Meditation may come hard at first, but it’s worth it.
Sarah Siegel’s first experience with meditation brought neither peace nor joy. It took place at yet another detox center and all she got, from her own mind, was a blast of poison directed against her frightened, malnourished, self. “You’re ugly, you’re gross, you’re just a dirty junkie, you don’t deserve to live, that sort of stuff,” remembers Siegel, 36, “The violence was unbelievable but I was able to watch it for the first time ever.”
Kathy Potter, 60, heard an equally unpleasant voice. Its accusations were milder – “Who are you kidding, you a meditator? You phony, you cheat,” – but the self-loathing was the same.
The two women had recovery in common – but there all similarities stopped. The first was a drifter, a rebel, the second a housewife steeped in every imaginable comfort. Yet in both of them the sense of enslavement was nearly total, the thirst for freedom so deep that meditation, once started, eventually became a way of life.
Meditation can positively impact overall wellness. As a recovery tool, it quells those negative inner voices, promotes mindfulness and allows practitioners to get a handle on their emotions. It is a common part of rehab programs worldwide and, for many, meditation is an integral part of their ongoing recovery efforts.
Left free to rampage, Siegel and Potter both realized, the mind had nothing but darkness. Observed, it gradually quieted until it became still. In that stillness, says Siegel, who now teaches meditation, was conscious contact with what she calls “the unchanging, ground of being.” The god of the 12 Steps, she says, “is an experience, a living experience,” fully accessible through meditation ultimately adding up to “nothing less than freedom.”
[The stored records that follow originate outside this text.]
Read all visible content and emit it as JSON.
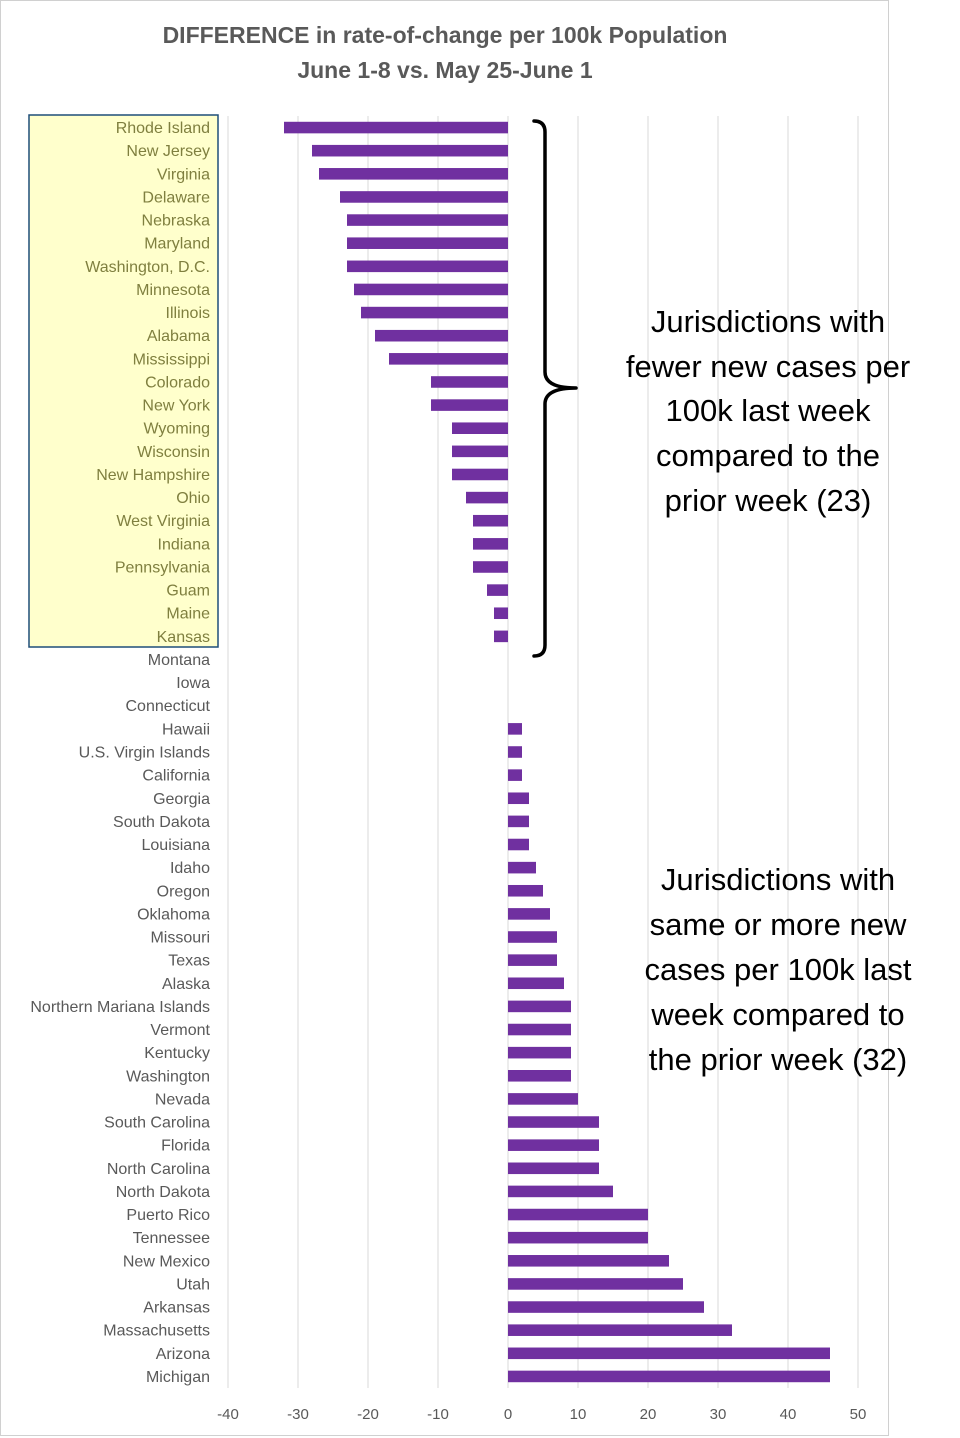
{
  "chart_data": {
    "type": "bar",
    "orientation": "horizontal",
    "title": "DIFFERENCE in rate-of-change per 100k Population",
    "subtitle": "June 1-8 vs. May 25-June 1",
    "categories": [
      "Rhode Island",
      "New Jersey",
      "Virginia",
      "Delaware",
      "Nebraska",
      "Maryland",
      "Washington, D.C.",
      "Minnesota",
      "Illinois",
      "Alabama",
      "Mississippi",
      "Colorado",
      "New York",
      "Wyoming",
      "Wisconsin",
      "New Hampshire",
      "Ohio",
      "West Virginia",
      "Indiana",
      "Pennsylvania",
      "Guam",
      "Maine",
      "Kansas",
      "Montana",
      "Iowa",
      "Connecticut",
      "Hawaii",
      "U.S. Virgin Islands",
      "California",
      "Georgia",
      "South Dakota",
      "Louisiana",
      "Idaho",
      "Oregon",
      "Oklahoma",
      "Missouri",
      "Texas",
      "Alaska",
      "Northern Mariana Islands",
      "Vermont",
      "Kentucky",
      "Washington",
      "Nevada",
      "South Carolina",
      "Florida",
      "North Carolina",
      "North Dakota",
      "Puerto Rico",
      "Tennessee",
      "New Mexico",
      "Utah",
      "Arkansas",
      "Massachusetts",
      "Arizona",
      "Michigan"
    ],
    "values": [
      -32,
      -28,
      -27,
      -24,
      -23,
      -23,
      -23,
      -22,
      -21,
      -19,
      -17,
      -11,
      -11,
      -8,
      -8,
      -8,
      -6,
      -5,
      -5,
      -5,
      -3,
      -2,
      -2,
      0,
      0,
      0,
      2,
      2,
      2,
      3,
      3,
      3,
      4,
      5,
      6,
      7,
      7,
      8,
      9,
      9,
      9,
      9,
      10,
      13,
      13,
      13,
      15,
      20,
      20,
      23,
      25,
      28,
      32,
      46,
      46
    ],
    "xlim": [
      -40,
      50
    ],
    "xticks": [
      -40,
      -30,
      -20,
      -10,
      0,
      10,
      20,
      30,
      40,
      50
    ],
    "grid": true,
    "bar_color": "#7030a0",
    "highlight_count": 23,
    "highlight_fill": "#ffffcc",
    "highlight_border": "#1f4e79",
    "highlight_label_color": "#7f7f3f",
    "label_color": "#595959",
    "annotations": [
      {
        "lines": [
          "Jurisdictions with",
          "fewer new cases per",
          "100k last week",
          "compared to the",
          "prior week (23)"
        ]
      },
      {
        "lines": [
          "Jurisdictions with",
          "same or more new",
          "cases per 100k last",
          "week compared to",
          "the prior week (32)"
        ]
      }
    ]
  }
}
Siegel’s addiction had her stripping in clubs, captive to fentanyl, heroin and IV OxyContin. She had sworn never to sell her body or put a needle in her arm. At age 21 she was selling her body “to keep the needle in my arm,” she says. She hit bottom one day doing nothing special, “just shooting up alone in my room, over 1500 miles away from my family.” For some reason, on that particular day she understood she was going to die. “I got on my knees and I said, ‘I don’t know who the f… you are, but I love my son so please help me,” she says.
In a kind of furor, she did something she had never done before: she flushed every gram, every pill, down the toilet. She’d raced through the first three steps of Alcoholics Anonymous in some distant past, and now she took personal inventory as suggested by the fourth. As she wrote her inventory, she felt “poison flowing out of me.” Finally, she sat down and meditated. “The theistic model of AA never did it for me,” says Siegel, who completed a chaplaincy program and is now an interfaith minister in Freeport, “so I chose Buddhism. I lived and breathed Tibetan Buddhism,” until the chronic pain of Lyme disease forced her off her cushion and into real life. “It was a gift,” she says. “I had to weave my practice into everyday life.” With the repetition, says Siegel, came “a strengthening of that part of the prefrontal cortex that controls the fight or flight response,” in other words, the part of the brain that regulates fear.
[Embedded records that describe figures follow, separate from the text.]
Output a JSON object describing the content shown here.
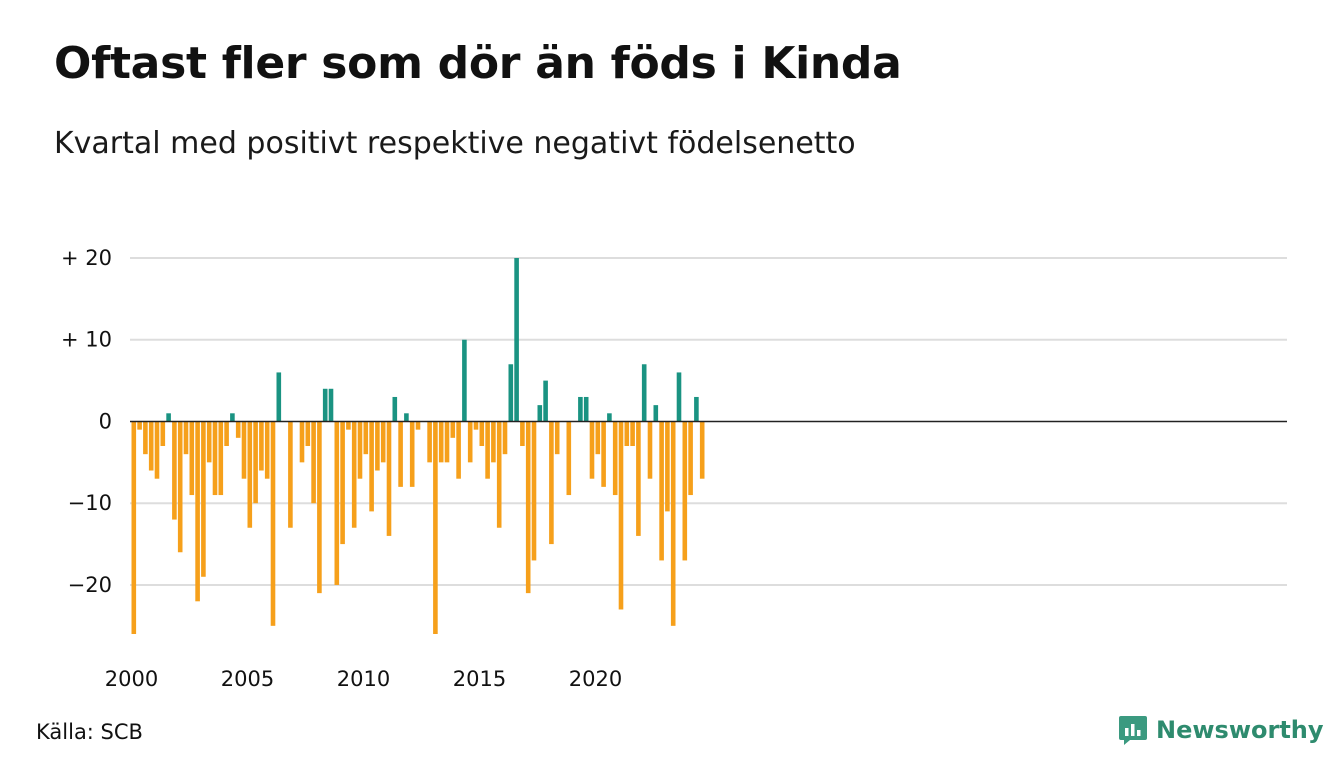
{
  "title": "Oftast fler som dör än föds i Kinda",
  "subtitle": "Kvartal med positivt respektive negativt födelsenetto",
  "source": "Källa: SCB",
  "brand": "Newsworthy",
  "colors": {
    "positive": "#1a9382",
    "negative": "#f6a01b",
    "grid": "#dddddd",
    "brand": "#2e8b6e"
  },
  "chart_data": {
    "type": "bar",
    "title": "Oftast fler som dör än föds i Kinda",
    "subtitle": "Kvartal med positivt respektive negativt födelsenetto",
    "x_start": 2000,
    "x_step": 0.25,
    "values": [
      -26,
      -1,
      -4,
      -6,
      -7,
      -3,
      1,
      -12,
      -16,
      -4,
      -9,
      -22,
      -19,
      -5,
      -9,
      -9,
      -3,
      1,
      -2,
      -7,
      -13,
      -10,
      -6,
      -7,
      -25,
      6,
      0,
      -13,
      0,
      -5,
      -3,
      -10,
      -21,
      4,
      4,
      -20,
      -15,
      -1,
      -13,
      -7,
      -4,
      -11,
      -6,
      -5,
      -14,
      3,
      -8,
      1,
      -8,
      -1,
      0,
      -5,
      -26,
      -5,
      -5,
      -2,
      -7,
      10,
      -5,
      -1,
      -3,
      -7,
      -5,
      -13,
      -4,
      7,
      20,
      -3,
      -21,
      -17,
      2,
      5,
      -15,
      -4,
      0,
      -9,
      0,
      3,
      3,
      -7,
      -4,
      -8,
      1,
      -9,
      -23,
      -3,
      -3,
      -14,
      7,
      -7,
      2,
      -17,
      -11,
      -25,
      6,
      -17,
      -9,
      3,
      -7
    ],
    "ylim": [
      -26,
      20
    ],
    "y_ticks": [
      20,
      10,
      0,
      -10,
      -20
    ],
    "y_tick_labels": [
      "+ 20",
      "+ 10",
      "0",
      "−10",
      "−20"
    ],
    "x_ticks": [
      2000,
      2005,
      2010,
      2015,
      2020
    ],
    "x_tick_labels": [
      "2000",
      "2005",
      "2010",
      "2015",
      "2020"
    ],
    "grid": true,
    "legend": "none"
  }
}
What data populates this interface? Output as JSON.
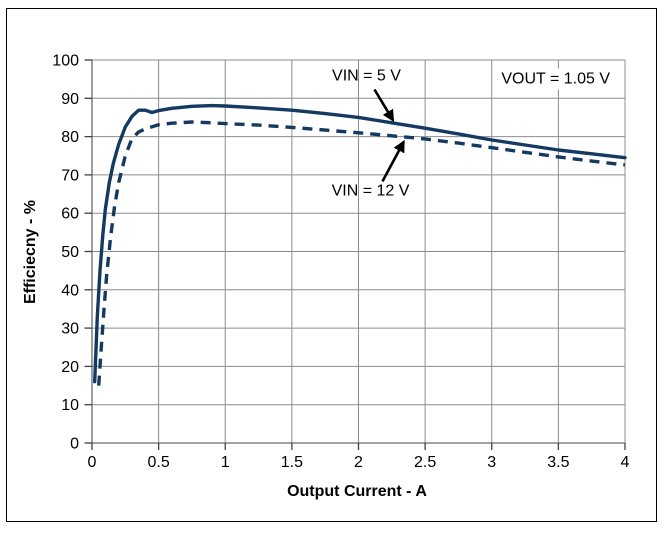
{
  "figure": {
    "x_axis_title": "Output Current - A",
    "y_axis_title": "Efficiecny - %"
  },
  "colors": {
    "series": "#143A62",
    "gridline": "#8c8c8c",
    "axis": "#6b6b6b",
    "tick": "#404040",
    "text": "#000000",
    "background": "#ffffff",
    "border": "#000000"
  },
  "chart_data": {
    "type": "line",
    "title": "",
    "xlabel": "Output Current - A",
    "ylabel": "Efficiecny - %",
    "xlim": [
      0,
      4
    ],
    "ylim": [
      0,
      100
    ],
    "x_ticks": [
      0,
      0.5,
      1,
      1.5,
      2,
      2.5,
      3,
      3.5,
      4
    ],
    "y_ticks": [
      0,
      10,
      20,
      30,
      40,
      50,
      60,
      70,
      80,
      90,
      100
    ],
    "grid": true,
    "legend_position": "none",
    "series": [
      {
        "name": "VIN = 5 V",
        "style": "solid",
        "x": [
          0.02,
          0.04,
          0.06,
          0.08,
          0.1,
          0.13,
          0.16,
          0.2,
          0.25,
          0.3,
          0.35,
          0.4,
          0.45,
          0.5,
          0.6,
          0.75,
          0.9,
          1.0,
          1.25,
          1.5,
          1.75,
          2.0,
          2.25,
          2.5,
          2.75,
          3.0,
          3.25,
          3.5,
          3.75,
          4.0
        ],
        "y": [
          16,
          33,
          45,
          54,
          61,
          68,
          73,
          78,
          82.5,
          85.3,
          86.9,
          86.9,
          86.3,
          86.8,
          87.4,
          87.9,
          88.1,
          88.0,
          87.5,
          86.9,
          86.0,
          85.0,
          83.6,
          82.2,
          80.7,
          79.1,
          77.8,
          76.5,
          75.5,
          74.5
        ]
      },
      {
        "name": "VIN = 12 V",
        "style": "dashed",
        "x": [
          0.05,
          0.07,
          0.09,
          0.11,
          0.14,
          0.17,
          0.2,
          0.25,
          0.3,
          0.35,
          0.4,
          0.5,
          0.6,
          0.75,
          0.9,
          1.0,
          1.25,
          1.5,
          1.75,
          2.0,
          2.25,
          2.5,
          2.75,
          3.0,
          3.25,
          3.5,
          3.75,
          4.0
        ],
        "y": [
          15,
          25,
          35,
          44,
          54,
          62,
          68,
          75,
          79.5,
          81.2,
          82.0,
          83.1,
          83.5,
          83.8,
          83.6,
          83.4,
          83.0,
          82.4,
          81.7,
          81.0,
          80.2,
          79.4,
          78.3,
          77.1,
          75.9,
          74.7,
          73.6,
          72.6
        ]
      }
    ],
    "annotations": [
      {
        "text": "VIN = 5 V",
        "label_x": 2.06,
        "label_y": 95.8,
        "arrow_from": {
          "x": 2.12,
          "y": 92.3
        },
        "arrow_to": {
          "x": 2.26,
          "y": 84.2
        }
      },
      {
        "text": "VIN = 12 V",
        "label_x": 2.09,
        "label_y": 65.8,
        "arrow_from": {
          "x": 2.18,
          "y": 68.3
        },
        "arrow_to": {
          "x": 2.34,
          "y": 78.7
        }
      },
      {
        "text": "VOUT = 1.05 V",
        "label_x": 3.48,
        "label_y": 95.0
      }
    ]
  }
}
While Siegel was busy transforming herself, Potter was sitting alone at a bar on Congress Street pretending to have dinner while in reality drinking herself nearly senseless. “I would look over at the people who were sitting at the table laughing and I remember feeling so alone,” says Potter. She had left her husband and a life of ease and comfort and moved to Maine from Massachusetts. In her late 40s then, she was pursuing a degree in sociology and criminology at USM.
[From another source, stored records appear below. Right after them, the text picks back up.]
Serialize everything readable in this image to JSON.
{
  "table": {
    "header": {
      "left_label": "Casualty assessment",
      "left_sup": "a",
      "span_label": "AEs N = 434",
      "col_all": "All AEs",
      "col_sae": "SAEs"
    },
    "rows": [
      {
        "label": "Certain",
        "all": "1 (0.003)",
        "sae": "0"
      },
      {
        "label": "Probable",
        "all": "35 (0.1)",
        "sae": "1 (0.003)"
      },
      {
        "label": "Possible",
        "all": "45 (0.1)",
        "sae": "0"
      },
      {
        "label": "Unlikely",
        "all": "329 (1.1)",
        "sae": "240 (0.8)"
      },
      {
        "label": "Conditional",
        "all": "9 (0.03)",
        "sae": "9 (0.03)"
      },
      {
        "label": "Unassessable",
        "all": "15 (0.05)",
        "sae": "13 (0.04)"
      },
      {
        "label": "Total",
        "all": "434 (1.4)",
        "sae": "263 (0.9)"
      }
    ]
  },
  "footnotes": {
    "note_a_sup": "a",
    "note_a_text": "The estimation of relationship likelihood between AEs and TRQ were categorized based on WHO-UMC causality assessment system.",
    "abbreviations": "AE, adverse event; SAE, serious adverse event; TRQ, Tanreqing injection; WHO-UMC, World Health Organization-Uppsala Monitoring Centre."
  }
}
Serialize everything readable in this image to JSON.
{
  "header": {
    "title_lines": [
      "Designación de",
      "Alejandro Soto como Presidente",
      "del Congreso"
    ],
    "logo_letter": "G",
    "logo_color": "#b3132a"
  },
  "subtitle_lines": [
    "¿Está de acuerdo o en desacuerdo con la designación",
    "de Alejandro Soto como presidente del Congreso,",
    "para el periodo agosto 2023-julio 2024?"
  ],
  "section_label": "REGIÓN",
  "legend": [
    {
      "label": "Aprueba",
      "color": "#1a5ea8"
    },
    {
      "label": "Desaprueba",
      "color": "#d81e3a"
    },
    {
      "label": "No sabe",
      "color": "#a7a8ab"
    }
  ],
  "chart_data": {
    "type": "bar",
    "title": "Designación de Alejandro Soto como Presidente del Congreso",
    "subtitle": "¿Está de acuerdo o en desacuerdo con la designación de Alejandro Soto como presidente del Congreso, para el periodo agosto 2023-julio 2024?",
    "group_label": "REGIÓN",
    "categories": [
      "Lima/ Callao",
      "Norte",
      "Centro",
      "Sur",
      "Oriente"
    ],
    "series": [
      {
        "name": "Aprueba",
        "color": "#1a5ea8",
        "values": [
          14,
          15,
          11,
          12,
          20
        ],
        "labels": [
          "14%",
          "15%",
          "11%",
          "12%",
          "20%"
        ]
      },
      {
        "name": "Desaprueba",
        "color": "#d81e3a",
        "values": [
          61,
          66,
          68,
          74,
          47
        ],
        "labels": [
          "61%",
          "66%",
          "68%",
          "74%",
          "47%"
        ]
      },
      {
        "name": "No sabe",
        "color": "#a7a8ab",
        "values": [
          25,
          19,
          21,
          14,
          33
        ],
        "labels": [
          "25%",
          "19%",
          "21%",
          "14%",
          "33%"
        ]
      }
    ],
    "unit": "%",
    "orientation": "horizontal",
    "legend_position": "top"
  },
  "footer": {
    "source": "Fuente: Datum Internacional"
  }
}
Her drinking, however, was only getting worse. One Fourth of July weekend she bought “the biggest bottle of pre-mixed margaritas I could find” and drank all but one quarter of it. The next morning, she poured what was left down the drain and went to her first AA meeting. She got a sponsor, started working the steps, and got through her son’s wedding without drinking a drop. She got her bachelor’s degree – both her kids came to her graduation – and kept going to meetings. But something was missing, she says.
She realized what it was when she walked into the Shambhala Center Heart of Recovery meetings in Portland at around six months sober. “I knew straight away that there was something there,” recalls Potter, “People were just crammed in there, sitting on cushions — people from sober houses, all these guys covered in tattoos.” All Potter wanted at that point was to quiet her mind, to “stop the racing thoughts.” At the Center, she found a bookcase. She started borrowing the books, then she started buying them.
She deepened her meditation by attending weekend retreats at various Shambala centers, completing three levels of their Heart of Warriorship program, while paradoxically fighting feelings of inadequacy in the privacy of her own practice. “I had this idea that if you don’t meditate for one hour in the morning and one hour at night it’s not enough,” says Potter, “So here I am, a failure. Here’s one more thing I won’t stick to, one more thing I can’t do.” A meditation instructor taught her to be gentler with herself and now Potter is perfectly content with 20 minutes a day. “She also taught me that I have the answers inside myself. She taught me to trust my own intuition because I have a strong intuition.”